Thank u for the advice


Yes, you absolutely must get a break, even more importantly for emotional respite than for physical relief. See if the doctor can write a prescription for in an Home occupational therapy evaluation. Although Medicare will not pay for bathroom modifications, a raised toilet seat in a frame that can double as a commode and grab bars in the shower area can spare your back and are not too expensive. A recliner that lifts the person up with a touch of a button is more costly, but nice to have. If you are on more than one floor, consider a stair lift. Many people qualify for assistance with these modifications as well as for home health aides through the area agency on aging in your county. Unfortunately, Medicare does not pay for long term, so called custodial care. The AAA’s are a good referral source even if your husband ‘s income and assets are too high for government assistance through Medicaid. The AAA can also provide guidance on choosing a Medicare supplement or Advantage plan as well as Part D (drug plan).

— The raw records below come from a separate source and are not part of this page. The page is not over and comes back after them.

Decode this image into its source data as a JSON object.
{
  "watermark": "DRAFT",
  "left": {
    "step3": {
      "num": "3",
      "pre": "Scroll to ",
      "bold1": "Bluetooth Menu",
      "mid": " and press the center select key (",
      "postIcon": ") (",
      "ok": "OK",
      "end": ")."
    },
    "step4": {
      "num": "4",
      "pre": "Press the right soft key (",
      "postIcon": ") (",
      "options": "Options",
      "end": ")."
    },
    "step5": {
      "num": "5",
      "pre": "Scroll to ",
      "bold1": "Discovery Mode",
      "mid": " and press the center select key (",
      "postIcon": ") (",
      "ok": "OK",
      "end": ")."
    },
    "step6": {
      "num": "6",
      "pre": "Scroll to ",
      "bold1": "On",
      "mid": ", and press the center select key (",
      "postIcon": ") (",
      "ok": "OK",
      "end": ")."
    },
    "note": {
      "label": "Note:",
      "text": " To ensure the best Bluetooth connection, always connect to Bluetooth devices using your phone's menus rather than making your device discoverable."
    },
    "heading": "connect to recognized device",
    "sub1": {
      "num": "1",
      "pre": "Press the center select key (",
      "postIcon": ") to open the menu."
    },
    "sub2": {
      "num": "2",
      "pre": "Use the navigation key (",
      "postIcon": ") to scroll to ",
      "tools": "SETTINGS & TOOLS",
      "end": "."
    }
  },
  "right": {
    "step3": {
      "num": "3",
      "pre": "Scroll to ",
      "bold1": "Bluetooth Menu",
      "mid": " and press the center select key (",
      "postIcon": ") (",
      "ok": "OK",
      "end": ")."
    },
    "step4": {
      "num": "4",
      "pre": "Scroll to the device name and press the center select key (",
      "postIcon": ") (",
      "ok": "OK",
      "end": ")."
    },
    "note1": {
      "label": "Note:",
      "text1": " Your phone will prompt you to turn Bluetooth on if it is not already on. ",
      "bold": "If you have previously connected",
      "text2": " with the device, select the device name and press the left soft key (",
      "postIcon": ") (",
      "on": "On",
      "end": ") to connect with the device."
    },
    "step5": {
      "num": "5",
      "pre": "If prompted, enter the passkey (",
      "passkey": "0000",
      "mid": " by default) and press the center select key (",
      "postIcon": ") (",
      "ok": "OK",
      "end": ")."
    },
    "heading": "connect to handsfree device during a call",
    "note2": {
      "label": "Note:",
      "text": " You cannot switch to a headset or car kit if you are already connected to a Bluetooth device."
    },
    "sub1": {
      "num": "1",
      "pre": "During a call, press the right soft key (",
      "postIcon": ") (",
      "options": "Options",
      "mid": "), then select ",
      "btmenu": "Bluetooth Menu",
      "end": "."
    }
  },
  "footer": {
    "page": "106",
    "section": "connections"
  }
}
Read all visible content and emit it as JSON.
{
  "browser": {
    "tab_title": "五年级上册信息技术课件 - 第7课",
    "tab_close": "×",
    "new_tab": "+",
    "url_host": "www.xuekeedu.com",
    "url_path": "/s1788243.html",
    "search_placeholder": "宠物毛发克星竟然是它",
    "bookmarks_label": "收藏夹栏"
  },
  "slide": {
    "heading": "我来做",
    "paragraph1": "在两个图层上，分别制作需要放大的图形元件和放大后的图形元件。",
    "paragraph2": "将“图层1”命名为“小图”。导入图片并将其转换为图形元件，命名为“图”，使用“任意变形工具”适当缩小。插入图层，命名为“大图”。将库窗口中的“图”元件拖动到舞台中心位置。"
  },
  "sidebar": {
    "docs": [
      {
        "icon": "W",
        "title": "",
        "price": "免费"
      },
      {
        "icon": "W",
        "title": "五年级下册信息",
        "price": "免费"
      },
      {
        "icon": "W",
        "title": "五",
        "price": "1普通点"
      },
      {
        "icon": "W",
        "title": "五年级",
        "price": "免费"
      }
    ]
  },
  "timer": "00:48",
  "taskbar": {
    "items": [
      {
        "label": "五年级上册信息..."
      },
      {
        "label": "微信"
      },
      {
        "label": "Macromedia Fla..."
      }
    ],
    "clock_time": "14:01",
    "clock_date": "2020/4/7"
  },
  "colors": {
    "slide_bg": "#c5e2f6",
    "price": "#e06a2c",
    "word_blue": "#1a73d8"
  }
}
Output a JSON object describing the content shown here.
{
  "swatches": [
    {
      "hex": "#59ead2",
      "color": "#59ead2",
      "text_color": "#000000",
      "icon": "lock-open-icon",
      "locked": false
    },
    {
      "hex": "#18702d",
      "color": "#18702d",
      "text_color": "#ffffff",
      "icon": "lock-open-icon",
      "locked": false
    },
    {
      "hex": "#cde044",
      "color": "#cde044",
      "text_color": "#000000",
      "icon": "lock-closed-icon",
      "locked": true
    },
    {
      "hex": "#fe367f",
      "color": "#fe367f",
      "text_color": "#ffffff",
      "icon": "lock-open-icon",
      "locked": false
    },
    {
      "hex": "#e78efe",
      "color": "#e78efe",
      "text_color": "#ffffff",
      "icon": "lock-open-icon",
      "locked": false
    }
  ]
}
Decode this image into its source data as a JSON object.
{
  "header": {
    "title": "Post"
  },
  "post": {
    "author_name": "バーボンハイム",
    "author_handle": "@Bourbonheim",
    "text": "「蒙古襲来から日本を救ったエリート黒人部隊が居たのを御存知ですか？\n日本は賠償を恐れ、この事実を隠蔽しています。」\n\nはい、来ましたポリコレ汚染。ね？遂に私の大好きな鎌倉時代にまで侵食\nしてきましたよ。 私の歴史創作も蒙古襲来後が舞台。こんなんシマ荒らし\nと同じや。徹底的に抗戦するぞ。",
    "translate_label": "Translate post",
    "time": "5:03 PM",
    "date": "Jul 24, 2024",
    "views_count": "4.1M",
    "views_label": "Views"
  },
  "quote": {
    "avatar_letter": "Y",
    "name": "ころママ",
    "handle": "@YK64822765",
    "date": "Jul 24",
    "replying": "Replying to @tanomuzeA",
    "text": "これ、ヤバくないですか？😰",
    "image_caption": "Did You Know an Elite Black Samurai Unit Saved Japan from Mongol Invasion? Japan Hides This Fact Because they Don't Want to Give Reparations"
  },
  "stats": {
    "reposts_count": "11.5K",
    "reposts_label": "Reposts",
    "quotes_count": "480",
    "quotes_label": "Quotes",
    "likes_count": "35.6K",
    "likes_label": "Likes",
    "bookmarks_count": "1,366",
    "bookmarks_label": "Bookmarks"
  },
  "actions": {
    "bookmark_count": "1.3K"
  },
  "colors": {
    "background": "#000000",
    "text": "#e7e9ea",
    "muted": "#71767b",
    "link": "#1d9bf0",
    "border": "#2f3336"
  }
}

These decisions can be difficult since the system is so complicated and it’s hard to predict future needs.

My SO, who is handy, installed grab bars recently although I don’t need them yet but it’s reassuring to know that they are there if I’m alone and feel dizzy or lose my balance.


My aunt had LBD that was initially treated as PD (almost 20 years ago when even neurologists had not heard of LBD). The PD meds made her worse. A good support site for LBD is The Lewy Body Society at lewybody.org.


Thank u. May I ask how long she lived with it


I'm trying to remember. Maybe 6 or 8 years from onset, but she was in her late 70s and they were very wealthy so she had 24/7 at home nursing which kept her alive probably longer than most others.

I had another friend diagnosed at 77 who lived about 2.5 years from onset, but his partner was not a good caregiver.